Despite many fine comments, in the end, you either run your home's data through energy modeling software or you're just guessing.
In most (but not all) cases, window replacement will not return a payback in energy savings within even 15-20 years.
Agree, for some highly efficient windows. Hence my comment about replacing windows for other reasons than efficiency measures.
After testing many hundreds of homes over the years I find that replacing windows is usually the least of people's needs. In older homes there's much more effective ways to spend that money doing air sealing and insulating, usually for quite a bit less.
After that's done then it's worth thinking about windows for energy efficiency reasons. That said, there are other perfectly valid reasons to change out your windows such as security, cosmetic, safety (painted shut) and safety (painted shut with lead based paint).
While people do like to talk about energy efficiency it's been my experience that changing out windows affects comfort much more than bottom line energy bills. The question I ask my customers who might be trying to decide whether to replace windows is "what's your comfort worth?"
And like my own house, lots of air sealing
There are so many factors to consider when replacing windows. For example, if you block the heat gain from the winter sun, it will increase your heat load. But if the home has deciduous shade or awnings that will block the summer sun, then you could use a lower SHGC and retain the winter heat gain. Not all windows in the home need to have the same SHGC. Leaky, drafty windows need to be replaced, but you need to understand the SHGC and the U Value.
So many replies - obviously this is a hot topic :)
I agree that unless the existing windows are single pane, changing windows for the sake of energy savings is not cost effective.

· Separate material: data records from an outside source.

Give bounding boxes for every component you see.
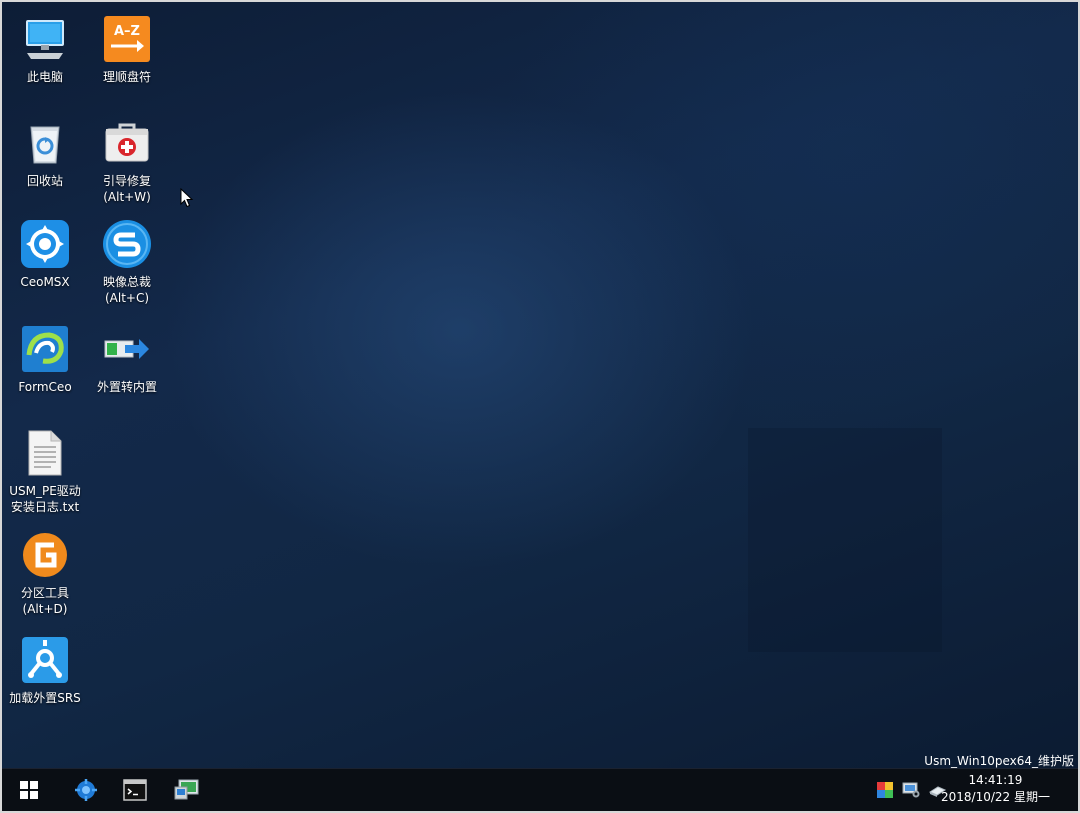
taskbar: 14:41:19 2018/10/22 星期一 (0, 768, 1080, 813)
desktop-icon-formceo[interactable]: FormCeo (5, 324, 85, 395)
taskbar-app-2[interactable] (111, 769, 159, 813)
desktop-icon-recycle-bin[interactable]: 回收站 (5, 118, 85, 189)
svg-text:A–Z: A–Z (114, 24, 140, 39)
desktop-icon-label: 此电脑 (26, 70, 63, 84)
desktop-icon-label: 外置转内置 (96, 380, 157, 394)
firewire-icon (20, 635, 70, 685)
desktop-icon-label: 回收站 (26, 174, 63, 188)
desktop-icon-label: CeoMSX (20, 275, 70, 289)
desktop-icon-label: 映像总裁 (Alt+C) (102, 275, 151, 305)
mouse-cursor-icon (180, 187, 194, 212)
tray-color-icon[interactable] (876, 782, 894, 802)
convert-arrow-icon (102, 324, 152, 374)
first-aid-kit-icon (102, 118, 152, 168)
os-version-watermark: Usm_Win10pex64_维护版 (924, 754, 1074, 768)
desktop-icon-ceomsx[interactable]: CeoMSX (5, 219, 85, 290)
gear-app-icon (20, 219, 70, 269)
desktop-icon-label: 理顺盘符 (102, 70, 151, 84)
taskbar-app-3[interactable] (163, 769, 211, 813)
windows-logo-icon (20, 780, 38, 803)
clock-time: 14:41:19 (968, 773, 1023, 787)
s-logo-icon (102, 219, 152, 269)
start-button[interactable] (5, 769, 53, 813)
desktop-shadow-region (748, 428, 942, 652)
clock-date: 2018/10/22 星期一 (941, 790, 1050, 804)
desktop-icon-label: USM_PE驱动 安装日志.txt (9, 484, 81, 514)
taskbar-clock[interactable]: 14:41:19 2018/10/22 星期一 (941, 772, 1050, 806)
desktop-icon-label: 分区工具 (Alt+D) (20, 586, 69, 616)
tray-settings-icon[interactable] (902, 782, 920, 802)
diskgenius-icon (20, 530, 70, 580)
computer-icon (20, 14, 70, 64)
taskbar-app-1[interactable] (62, 769, 110, 813)
recycle-bin-icon (20, 118, 70, 168)
desktop[interactable]: 此电脑 回收站 CeoMSX FormCeo USM_PE驱动 安装日志.txt… (0, 0, 1080, 813)
command-prompt-icon (123, 778, 147, 805)
desktop-icon-image-manager[interactable]: 映像总裁 (Alt+C) (87, 219, 167, 306)
desktop-icon-label: 引导修复 (Alt+W) (102, 174, 151, 204)
desktop-icon-label: FormCeo (18, 380, 72, 394)
desktop-icon-partition-tool[interactable]: 分区工具 (Alt+D) (5, 530, 85, 617)
desktop-icon-driver-log-txt[interactable]: USM_PE驱动 安装日志.txt (5, 428, 85, 515)
desktop-icon-this-pc[interactable]: 此电脑 (5, 14, 85, 85)
desktop-icon-label: 加载外置SRS (9, 691, 81, 705)
desktop-icon-reorder-drive-letters[interactable]: A–Z 理顺盘符 (87, 14, 167, 85)
a-z-sort-icon: A–Z (102, 14, 152, 64)
color-grid-icon (877, 782, 893, 802)
desktop-icon-boot-repair[interactable]: 引导修复 (Alt+W) (87, 118, 167, 205)
device-settings-icon (902, 782, 920, 802)
network-tool-icon (74, 778, 98, 806)
desktop-icon-external-to-internal[interactable]: 外置转内置 (87, 324, 167, 395)
system-monitor-icon (174, 778, 200, 806)
text-file-icon (20, 428, 70, 478)
swirl-app-icon (20, 324, 70, 374)
desktop-icon-load-external-srs[interactable]: 加载外置SRS (5, 635, 85, 706)
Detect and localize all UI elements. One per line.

I haven't read all the posts but I didn't see anyone mentioning low-e storm windows. The cost of the product would be much less and the cost of installation would also be much easier and much less expensive so they are considered cost effective here in the northwest. Last I heard, some of these are at the precipice of achieving the Energy Star designation.
Installing glass over glass does not make sense given glass has a poor thermal rating, even if it is properly air sealed and low -e. Take a good look at Magnetite and/or Indow those numbers make sense.
There is more to windows than just their individual performance- they are usually the least efficient part of the building envelope. That means that in cold temperatures- they are the surface for condensation of moisture- and if that's not controlled- mold and rot. Replacing windows and controlling condensation are items that need to be considered together, as even with good interior air circulation the differential R value will still lead to condensation.